E.g. what will you use to pull any trapped air from within the tank out of there?

Do you own the rimless and frameless tanks or equivalent or do you have to go buy them?

I've been looking at the mr aqua cubes thinking these would work very well if I build a glass tray...


----------



## isiluv (Apr 3, 2007)

I was thinking of building a shallow tray, say 6'long x 2'wide x 1'deep. Then after that I'm not sure what to do!

About trapped air in the upright part of the tank...
I don't have a pump capable of removing air, just wondering if I could manually SUCK out trapped air in the upright with a pipe, say once a week?!

I was hoping someone would have plans, or point me to a site that has step-by-step instructions for building an open-bottomed tank...


----------



## Number6 (Mar 13, 2003)

*isiluv*
you'll want the tray deeper than 1". 1" just isn't enough of a gap to work up in the suspended water inside the tank without risking a problem.

All the plans on the net will focus around the 2 main issues with these trick tanks... eliminating air that gets stuck in the tank and 2, circulation of the water from within the suspended tank.

The initial design is so simple it hurts... take any try or bucket of water, get some flexible airline tubing and a drinking glass or similar strong glass container. Put glass suspended on a string so that it sits in the water in the tray or bucket and with the airline tube, suck the air out of the glass. The water lifts up into the glass!

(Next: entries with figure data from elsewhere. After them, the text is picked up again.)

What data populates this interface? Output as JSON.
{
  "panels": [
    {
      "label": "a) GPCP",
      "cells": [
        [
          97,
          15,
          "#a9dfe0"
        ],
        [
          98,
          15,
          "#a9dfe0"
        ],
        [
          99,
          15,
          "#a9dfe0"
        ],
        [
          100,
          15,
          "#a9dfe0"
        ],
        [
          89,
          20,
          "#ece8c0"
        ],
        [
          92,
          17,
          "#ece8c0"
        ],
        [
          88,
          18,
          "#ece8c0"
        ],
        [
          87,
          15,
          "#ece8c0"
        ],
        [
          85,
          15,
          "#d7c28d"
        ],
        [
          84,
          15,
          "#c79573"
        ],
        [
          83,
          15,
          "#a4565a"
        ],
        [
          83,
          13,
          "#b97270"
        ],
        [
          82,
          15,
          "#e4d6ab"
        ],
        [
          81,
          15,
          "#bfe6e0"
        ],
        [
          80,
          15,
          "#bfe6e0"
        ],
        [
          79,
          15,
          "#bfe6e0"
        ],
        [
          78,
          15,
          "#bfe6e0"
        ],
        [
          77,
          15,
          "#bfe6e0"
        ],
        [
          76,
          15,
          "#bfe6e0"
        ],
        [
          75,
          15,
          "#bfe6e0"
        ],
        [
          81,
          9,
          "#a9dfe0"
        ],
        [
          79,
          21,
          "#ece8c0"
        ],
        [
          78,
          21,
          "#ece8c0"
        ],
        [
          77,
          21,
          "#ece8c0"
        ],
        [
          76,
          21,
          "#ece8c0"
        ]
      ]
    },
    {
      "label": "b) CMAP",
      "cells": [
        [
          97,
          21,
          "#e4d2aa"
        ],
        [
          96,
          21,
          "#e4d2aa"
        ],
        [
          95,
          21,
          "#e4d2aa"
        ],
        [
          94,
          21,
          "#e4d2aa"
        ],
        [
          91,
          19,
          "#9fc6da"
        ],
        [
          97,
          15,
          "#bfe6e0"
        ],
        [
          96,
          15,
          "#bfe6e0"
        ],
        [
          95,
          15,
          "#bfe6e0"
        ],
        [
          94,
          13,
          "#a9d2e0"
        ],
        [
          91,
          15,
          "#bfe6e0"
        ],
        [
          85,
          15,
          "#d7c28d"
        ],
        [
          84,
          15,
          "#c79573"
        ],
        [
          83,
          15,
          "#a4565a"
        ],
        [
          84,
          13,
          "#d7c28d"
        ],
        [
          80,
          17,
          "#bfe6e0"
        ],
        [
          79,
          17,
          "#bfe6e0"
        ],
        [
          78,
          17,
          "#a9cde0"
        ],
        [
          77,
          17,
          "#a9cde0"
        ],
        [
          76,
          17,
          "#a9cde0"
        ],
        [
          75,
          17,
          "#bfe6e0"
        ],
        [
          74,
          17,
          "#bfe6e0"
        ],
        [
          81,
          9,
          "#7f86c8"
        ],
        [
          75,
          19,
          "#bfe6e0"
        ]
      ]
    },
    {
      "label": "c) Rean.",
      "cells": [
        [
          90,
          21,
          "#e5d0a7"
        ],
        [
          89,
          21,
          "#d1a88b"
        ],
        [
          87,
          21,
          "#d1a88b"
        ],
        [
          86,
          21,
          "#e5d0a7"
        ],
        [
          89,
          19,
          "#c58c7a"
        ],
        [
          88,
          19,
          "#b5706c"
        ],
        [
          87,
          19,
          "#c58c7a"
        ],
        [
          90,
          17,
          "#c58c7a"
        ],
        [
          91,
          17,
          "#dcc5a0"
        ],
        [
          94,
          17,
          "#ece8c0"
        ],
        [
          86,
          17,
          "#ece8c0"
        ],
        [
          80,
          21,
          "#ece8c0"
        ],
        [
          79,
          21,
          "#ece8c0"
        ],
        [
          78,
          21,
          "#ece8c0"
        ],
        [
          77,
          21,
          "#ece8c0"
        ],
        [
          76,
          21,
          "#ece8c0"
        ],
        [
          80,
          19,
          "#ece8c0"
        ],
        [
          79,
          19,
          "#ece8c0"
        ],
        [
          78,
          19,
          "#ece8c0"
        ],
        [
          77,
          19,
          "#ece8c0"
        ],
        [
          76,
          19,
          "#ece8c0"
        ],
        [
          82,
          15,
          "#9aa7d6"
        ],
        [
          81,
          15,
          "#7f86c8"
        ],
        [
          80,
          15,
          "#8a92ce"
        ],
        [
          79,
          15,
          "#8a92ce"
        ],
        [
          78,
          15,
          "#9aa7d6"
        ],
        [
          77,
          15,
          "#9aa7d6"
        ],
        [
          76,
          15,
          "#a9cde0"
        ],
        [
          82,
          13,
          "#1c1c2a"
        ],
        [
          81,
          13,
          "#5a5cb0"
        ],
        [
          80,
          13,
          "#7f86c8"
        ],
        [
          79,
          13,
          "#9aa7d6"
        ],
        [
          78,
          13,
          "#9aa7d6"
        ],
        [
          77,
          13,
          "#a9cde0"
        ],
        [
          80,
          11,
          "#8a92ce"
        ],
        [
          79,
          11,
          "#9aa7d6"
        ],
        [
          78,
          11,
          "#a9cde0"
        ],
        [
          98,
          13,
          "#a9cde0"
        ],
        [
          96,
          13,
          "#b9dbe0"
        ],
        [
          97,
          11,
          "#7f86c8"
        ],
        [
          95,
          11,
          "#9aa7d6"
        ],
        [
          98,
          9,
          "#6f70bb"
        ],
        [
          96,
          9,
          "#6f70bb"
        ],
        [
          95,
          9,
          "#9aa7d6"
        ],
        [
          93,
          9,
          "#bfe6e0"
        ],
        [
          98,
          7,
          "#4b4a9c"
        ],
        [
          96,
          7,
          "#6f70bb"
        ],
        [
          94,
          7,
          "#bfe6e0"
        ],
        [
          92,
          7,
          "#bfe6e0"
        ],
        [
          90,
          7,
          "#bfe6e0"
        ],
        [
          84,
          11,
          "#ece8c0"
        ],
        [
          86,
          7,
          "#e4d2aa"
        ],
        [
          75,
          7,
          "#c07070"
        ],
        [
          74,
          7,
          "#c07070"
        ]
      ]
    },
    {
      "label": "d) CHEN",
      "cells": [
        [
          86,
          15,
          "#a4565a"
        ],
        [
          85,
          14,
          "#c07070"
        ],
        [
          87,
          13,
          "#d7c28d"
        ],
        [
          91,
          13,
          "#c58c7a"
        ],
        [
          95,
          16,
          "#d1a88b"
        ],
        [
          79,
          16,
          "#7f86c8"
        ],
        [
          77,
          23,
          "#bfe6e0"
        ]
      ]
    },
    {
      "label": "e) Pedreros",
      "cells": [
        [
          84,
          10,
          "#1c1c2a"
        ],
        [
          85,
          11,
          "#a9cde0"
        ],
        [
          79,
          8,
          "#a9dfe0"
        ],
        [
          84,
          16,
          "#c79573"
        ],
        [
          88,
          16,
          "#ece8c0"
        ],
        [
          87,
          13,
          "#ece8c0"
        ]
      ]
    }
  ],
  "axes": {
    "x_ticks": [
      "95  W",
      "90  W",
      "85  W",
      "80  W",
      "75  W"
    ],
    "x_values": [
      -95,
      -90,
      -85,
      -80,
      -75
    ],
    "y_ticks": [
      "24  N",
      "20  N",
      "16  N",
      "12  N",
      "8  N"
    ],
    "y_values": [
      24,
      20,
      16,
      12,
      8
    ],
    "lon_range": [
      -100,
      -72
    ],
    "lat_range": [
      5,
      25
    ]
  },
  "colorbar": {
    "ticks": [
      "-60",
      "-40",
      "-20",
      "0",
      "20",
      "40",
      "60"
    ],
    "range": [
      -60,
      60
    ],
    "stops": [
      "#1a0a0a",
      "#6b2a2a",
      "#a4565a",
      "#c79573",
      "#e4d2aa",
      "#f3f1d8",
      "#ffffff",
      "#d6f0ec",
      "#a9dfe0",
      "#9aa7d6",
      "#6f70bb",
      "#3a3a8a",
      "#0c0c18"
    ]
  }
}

Now plan that same setup but larger.

Personally, I would never attempt such a tank as this without planning for the automatic removal of trapped air. Murphy's law says that some filter will start spewing bubbles on day when you are busy or not there!


----------



## isiluv (Apr 3, 2007)

*Number6*
Thanks for your input, I'm going to wait until I find out more before I begin this project...


----------



## GeriJo (May 13, 2010)

You can suck the air out by using a wet dry shop vac that has had the filter removed.


----------